Macon, a 6-9, 240-pound junior, averaged 4.5 points and three rebounds in 13.2 minutes per game a season ago. That floor time and production are expected to increase this season, when the Columbus native should move into the starting line-up.
"Elijah is probably a little bit more offensive-minded than Devin was," Huggins said. "A rebounding guy like Devin doesn't come along very often. We were blessed to have him and Kevin (Jones) because those guys don't come around who are able to rebound it like Devin did, and rebound it in traffic. But I'm really happy with Elijah's attitude and the way he is preparing for the coming season."
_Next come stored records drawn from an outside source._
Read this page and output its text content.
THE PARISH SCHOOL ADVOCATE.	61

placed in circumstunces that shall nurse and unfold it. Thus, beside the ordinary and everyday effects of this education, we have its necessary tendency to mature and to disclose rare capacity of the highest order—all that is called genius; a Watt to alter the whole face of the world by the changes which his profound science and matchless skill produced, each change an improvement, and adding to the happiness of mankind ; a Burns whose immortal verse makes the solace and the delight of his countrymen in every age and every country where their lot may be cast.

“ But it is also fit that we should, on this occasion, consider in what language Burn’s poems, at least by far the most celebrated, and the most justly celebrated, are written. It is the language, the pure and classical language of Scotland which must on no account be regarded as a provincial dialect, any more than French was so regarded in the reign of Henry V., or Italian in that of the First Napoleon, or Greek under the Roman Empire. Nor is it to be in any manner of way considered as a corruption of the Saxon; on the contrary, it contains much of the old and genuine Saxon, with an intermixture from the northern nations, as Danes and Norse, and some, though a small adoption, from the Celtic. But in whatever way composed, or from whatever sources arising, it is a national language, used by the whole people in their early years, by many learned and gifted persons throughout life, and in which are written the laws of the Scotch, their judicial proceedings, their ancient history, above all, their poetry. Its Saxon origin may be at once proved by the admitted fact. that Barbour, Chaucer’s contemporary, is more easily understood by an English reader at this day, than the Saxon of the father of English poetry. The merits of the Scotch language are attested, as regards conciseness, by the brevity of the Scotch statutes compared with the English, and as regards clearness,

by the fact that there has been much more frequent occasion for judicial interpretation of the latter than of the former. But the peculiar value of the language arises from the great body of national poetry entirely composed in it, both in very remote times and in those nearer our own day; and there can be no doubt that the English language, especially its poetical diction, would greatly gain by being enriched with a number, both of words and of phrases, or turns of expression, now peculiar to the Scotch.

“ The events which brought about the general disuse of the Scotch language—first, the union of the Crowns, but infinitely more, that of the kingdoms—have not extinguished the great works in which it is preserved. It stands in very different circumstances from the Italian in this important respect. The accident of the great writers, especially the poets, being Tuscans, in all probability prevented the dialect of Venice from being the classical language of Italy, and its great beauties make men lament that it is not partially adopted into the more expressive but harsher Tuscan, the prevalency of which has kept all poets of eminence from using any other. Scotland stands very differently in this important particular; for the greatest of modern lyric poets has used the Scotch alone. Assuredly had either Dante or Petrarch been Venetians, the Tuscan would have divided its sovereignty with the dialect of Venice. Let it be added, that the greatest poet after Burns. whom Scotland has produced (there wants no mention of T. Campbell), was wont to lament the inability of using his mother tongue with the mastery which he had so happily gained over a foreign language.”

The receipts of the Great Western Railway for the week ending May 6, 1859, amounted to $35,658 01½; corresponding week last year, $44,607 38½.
Note: Huggins also addressed what new Big 12 head coaches Jamie Dixon (TCU), Brad Underwood (OSU) and Chris Beard (Texas Tech) bring to what is considered the best coaching conference in the nation. Huggins hired Underwood as an assistant when he was at Kansas State, and often matched up against Dixon when West Virginia and Pitt were in the Big East.
"They all three can really coach," Huggins said. "Obviously I know more about Brad and Jamie. Brad has done an unbelievable job. ... We go back to his Dodge City days. I knew him for awhile. I watched him coach, and he did a heck of a job and always had good players. He was a K-State guy, and very ingrained in the culture at Kansas State. Jamie did an unbelievable job at Pitt. Nobody liked playing them. They defend so well and had great shot selection. I have gotten to know Chris a little bit, and coach (Bob) Knight things the world of him. When coach Knight thinks the world of somebody, they are pretty good.
"There are great coaches (in the Big 12). I sat around the table last year and 50 percent of our coaches have coached in the Final Four. There's no other league that can say that. And there's been great players. I think when you look at draft, there's first round picks, lottery picks. We had the second mot and we only had 10 teams. Everybody else has 12, 14 or 16. It;s a combination of really good coaches and players. And the arenas you play in, there's a very distinct home court advantage in our league because so many venues are on campus. It's great student involvement everywhere you go. It's really the total package."